Les objectifs de la fusion oubliés?

Un des buts de la fusion était de supprimer les divers organes intercommunaux, qui sont souvent opaques, difficile à contrôler par les législatifs (et encore moins par les citoyens) et qui, surtout, limitent l’autonomie communale, car les communes n’ont en général pas d’autre choix que d’appliquer à la lettre leurs décisions. Pour Bourg-en-Lavaux, ça a été, en tout jusqu’ici, une réussite: de nombreuses tâches publiques qui étaient déléguées à des commissions intercommunales sont repassées sous le contrôle du conseil communal.
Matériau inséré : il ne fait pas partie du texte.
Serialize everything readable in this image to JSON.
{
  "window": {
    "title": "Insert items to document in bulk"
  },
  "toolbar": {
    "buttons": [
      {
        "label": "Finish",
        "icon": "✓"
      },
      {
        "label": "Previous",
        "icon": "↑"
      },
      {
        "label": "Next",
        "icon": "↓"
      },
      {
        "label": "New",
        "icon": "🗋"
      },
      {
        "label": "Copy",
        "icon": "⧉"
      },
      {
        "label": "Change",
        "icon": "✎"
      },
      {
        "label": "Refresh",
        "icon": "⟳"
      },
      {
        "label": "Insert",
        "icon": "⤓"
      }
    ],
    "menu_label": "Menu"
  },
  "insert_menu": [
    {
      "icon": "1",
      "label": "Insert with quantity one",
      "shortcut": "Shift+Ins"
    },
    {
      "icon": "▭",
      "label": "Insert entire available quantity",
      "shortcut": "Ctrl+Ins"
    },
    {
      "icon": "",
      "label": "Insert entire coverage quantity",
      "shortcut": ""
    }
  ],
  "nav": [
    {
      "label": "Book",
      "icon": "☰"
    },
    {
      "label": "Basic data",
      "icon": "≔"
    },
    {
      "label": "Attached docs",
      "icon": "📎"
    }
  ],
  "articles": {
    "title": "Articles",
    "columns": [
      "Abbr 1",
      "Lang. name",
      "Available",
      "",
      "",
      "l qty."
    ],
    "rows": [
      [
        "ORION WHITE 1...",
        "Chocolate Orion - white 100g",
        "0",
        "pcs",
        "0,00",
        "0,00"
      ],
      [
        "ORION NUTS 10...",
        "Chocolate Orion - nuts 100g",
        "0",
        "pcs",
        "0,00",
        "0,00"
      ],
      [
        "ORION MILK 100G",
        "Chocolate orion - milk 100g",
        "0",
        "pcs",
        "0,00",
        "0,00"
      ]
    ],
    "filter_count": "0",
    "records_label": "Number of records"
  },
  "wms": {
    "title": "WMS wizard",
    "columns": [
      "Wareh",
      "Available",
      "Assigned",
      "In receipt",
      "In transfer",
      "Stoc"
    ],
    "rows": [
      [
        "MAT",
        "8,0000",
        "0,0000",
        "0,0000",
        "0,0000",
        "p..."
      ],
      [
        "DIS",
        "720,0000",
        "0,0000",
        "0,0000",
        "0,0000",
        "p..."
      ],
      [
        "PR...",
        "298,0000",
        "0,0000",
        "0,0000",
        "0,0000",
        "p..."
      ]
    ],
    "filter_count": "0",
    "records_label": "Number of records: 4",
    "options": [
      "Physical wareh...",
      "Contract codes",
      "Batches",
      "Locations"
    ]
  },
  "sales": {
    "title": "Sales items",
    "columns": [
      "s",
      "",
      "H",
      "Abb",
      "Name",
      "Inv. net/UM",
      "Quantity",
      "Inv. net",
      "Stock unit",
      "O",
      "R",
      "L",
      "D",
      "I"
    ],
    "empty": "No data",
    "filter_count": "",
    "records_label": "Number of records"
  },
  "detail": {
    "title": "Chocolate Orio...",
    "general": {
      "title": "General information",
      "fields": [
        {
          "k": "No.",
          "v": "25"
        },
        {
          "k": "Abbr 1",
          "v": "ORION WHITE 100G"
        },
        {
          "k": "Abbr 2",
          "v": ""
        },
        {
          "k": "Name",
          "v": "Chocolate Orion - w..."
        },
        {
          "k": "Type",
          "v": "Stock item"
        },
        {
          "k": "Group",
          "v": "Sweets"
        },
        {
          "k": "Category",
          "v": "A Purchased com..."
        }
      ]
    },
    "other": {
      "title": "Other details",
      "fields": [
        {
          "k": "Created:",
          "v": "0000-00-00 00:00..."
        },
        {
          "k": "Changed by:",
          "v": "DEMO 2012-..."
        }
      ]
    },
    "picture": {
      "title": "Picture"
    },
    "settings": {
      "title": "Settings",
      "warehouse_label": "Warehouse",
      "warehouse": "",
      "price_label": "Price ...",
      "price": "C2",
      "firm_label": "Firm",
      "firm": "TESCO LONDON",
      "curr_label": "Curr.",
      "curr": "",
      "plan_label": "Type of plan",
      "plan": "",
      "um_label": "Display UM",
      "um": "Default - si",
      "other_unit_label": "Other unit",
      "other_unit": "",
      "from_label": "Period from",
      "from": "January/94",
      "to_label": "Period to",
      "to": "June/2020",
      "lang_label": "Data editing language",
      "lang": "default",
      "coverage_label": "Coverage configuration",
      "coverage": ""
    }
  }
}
Malheureusement, la mise en vigueur de la taxe poubelle a jeté ces belles promesses aux orties, étant donné que Bourg-en-Lavaux a choisi d’appliquer un concept régional pour la taxe au sac. Et, pour pouvoir appliquer ce modèle intercommunal, elle n’y peut rien changer. Pourtant, ce modèle contient des points essentiels, comme le prix du sac. Lors des débats au conseil, la municipalité a, à plusieurs reprise, refusé de modifier quoi que ce soit à son projet, arguant que cela serait impossible en raison du modèle intercommunal choisi. Certes, ce dernier n’est pas sans avantages, notamment au niveau de la simplicité d’application, mais il n’en demeure pas moins un paquet à prendre ou à laisser qui restreint la marge de manœuvre des élus. Bref, en faisant le choix de l’intercommunalité, Bourg-en-Lavaux sacrifie une partie de son autonomie.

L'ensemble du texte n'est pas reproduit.